"Langitnya cantik deh, Ma. Banyak bintangnya. Lihat, deh."
"Iya, sebentar. Mama pakai baju hangat dulu."
Aku dengan sabar menunggu Mama di halaman. Sambil menghirup sejuknya udara malam sehabis hujan, tatapanku menyapu angkasa yang pada saat itu berkilauan seperti beludru hitam bertaburan intan.
"Oh iya ya! Terang betul bintang-bintangnya! Apalagi yang tiga itu," tunjuknya ke langit Barat. Di sana ada tiga bintang yang luar biasa terangnya jika dilihat dari rumah kami.
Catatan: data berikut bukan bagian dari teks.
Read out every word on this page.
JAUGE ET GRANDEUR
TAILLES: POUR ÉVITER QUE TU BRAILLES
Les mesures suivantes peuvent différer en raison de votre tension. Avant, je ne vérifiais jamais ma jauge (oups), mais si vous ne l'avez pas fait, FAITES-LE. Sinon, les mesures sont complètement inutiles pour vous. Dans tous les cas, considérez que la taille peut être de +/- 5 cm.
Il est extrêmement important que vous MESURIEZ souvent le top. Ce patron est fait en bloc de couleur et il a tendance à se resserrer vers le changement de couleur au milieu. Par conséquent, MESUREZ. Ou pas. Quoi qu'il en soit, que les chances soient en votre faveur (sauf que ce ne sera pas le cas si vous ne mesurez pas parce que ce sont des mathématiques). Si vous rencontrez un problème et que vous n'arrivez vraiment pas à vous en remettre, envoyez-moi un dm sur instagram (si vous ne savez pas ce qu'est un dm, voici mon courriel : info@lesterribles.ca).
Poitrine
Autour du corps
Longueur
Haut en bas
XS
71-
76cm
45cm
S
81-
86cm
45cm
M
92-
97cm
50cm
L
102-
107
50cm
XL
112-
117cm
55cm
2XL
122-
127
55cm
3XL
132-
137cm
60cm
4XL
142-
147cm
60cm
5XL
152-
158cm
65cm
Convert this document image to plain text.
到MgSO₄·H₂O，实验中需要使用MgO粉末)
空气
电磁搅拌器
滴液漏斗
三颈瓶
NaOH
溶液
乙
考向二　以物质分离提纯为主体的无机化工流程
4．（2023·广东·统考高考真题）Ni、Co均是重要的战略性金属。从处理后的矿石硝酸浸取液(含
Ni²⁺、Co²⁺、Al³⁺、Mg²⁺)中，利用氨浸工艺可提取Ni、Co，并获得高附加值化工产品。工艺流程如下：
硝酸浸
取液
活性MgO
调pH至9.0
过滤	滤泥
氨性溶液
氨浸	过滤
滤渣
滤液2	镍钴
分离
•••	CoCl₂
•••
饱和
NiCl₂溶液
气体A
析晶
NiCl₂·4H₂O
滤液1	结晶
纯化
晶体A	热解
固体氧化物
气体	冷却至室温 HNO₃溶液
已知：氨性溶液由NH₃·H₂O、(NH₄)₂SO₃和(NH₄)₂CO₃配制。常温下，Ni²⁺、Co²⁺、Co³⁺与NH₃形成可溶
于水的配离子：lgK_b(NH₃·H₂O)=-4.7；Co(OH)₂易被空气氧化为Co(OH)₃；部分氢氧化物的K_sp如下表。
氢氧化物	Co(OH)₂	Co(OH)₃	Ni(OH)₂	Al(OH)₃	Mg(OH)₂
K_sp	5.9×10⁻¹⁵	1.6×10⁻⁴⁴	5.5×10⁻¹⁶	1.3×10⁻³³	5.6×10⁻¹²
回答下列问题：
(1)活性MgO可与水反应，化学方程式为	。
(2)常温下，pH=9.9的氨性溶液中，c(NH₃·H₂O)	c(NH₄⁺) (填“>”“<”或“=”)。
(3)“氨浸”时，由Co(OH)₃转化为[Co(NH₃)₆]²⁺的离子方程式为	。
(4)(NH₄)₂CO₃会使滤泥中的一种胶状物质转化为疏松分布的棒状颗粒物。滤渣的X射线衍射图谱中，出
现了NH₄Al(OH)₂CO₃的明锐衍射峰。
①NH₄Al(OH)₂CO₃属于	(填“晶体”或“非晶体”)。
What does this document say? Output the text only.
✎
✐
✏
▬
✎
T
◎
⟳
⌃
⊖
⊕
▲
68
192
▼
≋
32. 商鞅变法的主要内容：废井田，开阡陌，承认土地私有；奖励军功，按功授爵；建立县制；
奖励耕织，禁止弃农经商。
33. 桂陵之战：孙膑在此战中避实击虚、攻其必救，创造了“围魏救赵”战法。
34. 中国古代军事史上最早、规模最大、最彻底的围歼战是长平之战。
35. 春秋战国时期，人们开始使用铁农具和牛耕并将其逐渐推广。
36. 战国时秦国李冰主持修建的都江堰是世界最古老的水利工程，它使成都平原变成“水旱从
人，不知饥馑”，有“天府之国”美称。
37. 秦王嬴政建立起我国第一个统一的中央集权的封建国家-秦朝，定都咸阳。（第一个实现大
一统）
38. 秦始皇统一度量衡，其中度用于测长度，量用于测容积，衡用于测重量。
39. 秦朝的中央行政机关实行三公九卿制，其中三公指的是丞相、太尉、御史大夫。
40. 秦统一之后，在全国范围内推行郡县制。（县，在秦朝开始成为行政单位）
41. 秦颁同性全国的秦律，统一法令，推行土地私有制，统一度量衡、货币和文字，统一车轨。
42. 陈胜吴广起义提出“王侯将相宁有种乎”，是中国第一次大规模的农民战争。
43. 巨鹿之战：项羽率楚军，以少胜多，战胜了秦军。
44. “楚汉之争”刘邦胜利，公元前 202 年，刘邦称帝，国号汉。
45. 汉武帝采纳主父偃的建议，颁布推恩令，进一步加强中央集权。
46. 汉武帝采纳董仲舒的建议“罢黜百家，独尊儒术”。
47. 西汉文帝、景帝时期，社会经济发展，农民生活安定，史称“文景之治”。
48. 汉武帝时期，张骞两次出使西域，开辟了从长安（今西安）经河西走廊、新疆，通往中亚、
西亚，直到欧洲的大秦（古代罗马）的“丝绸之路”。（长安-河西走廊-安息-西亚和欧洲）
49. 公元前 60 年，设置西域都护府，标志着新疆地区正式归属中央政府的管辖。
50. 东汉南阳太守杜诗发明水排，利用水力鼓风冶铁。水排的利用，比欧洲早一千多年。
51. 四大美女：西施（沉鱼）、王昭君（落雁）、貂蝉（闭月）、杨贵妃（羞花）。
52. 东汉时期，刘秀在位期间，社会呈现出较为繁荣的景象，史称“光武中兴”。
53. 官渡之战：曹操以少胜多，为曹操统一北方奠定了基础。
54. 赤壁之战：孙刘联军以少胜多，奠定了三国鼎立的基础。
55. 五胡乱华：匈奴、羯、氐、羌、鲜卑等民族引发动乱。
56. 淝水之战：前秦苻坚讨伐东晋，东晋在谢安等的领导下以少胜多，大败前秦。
"Ma, tahu gak? Itu bukan bintang, lho. Yang kelihatan paling besar dan terang itu planet Venus. Nah, yang di atasnya dan kelihatan lebih kecil itu Jupiter. Dan di sebelah sana yang agak jauh tapi berwarna biru terang itu adalah Sirius."
"Oh ya? Waaah..."
Ingatanku melayang ke malam 30 tahun yang lalu. Bedanya, malam itu kami bertukar posisi. Dulu, setiap langit malam sedang cerah, Mama rajin mengajakku ke halaman. Dengan lembut dia bercerita tentang nama-nama rasi bintang, planet dan bagaimana mengenalinya dari sini, dari halaman rumah kami. Mendengarkan Mama sambil memandangi langit malam melalui teleskop kecilku adalah momen yang penuh keajaiban.
Kini kulihat matanya tak berpaling dari langit malam. Mendengarku menjelaskan apa yang sedang dilihatnya, senyumnya melebar dan matanya berbinar.
"Ma, tahu gak apa yang lebih cantik dari langit malam?" tanyaku perlahan.
"Ah buat Mama sih langit seperti ini sudah yang paling indah dilihat," jawabnya tetap tak melepas pandangan dari angkasa.
Aku memeluk tubuh mungilnya yang termakan usia,
Lalu kukatakan kepadanya,
"Buatku, mata dan senyuman Mama tetap yang paling indah dilihat."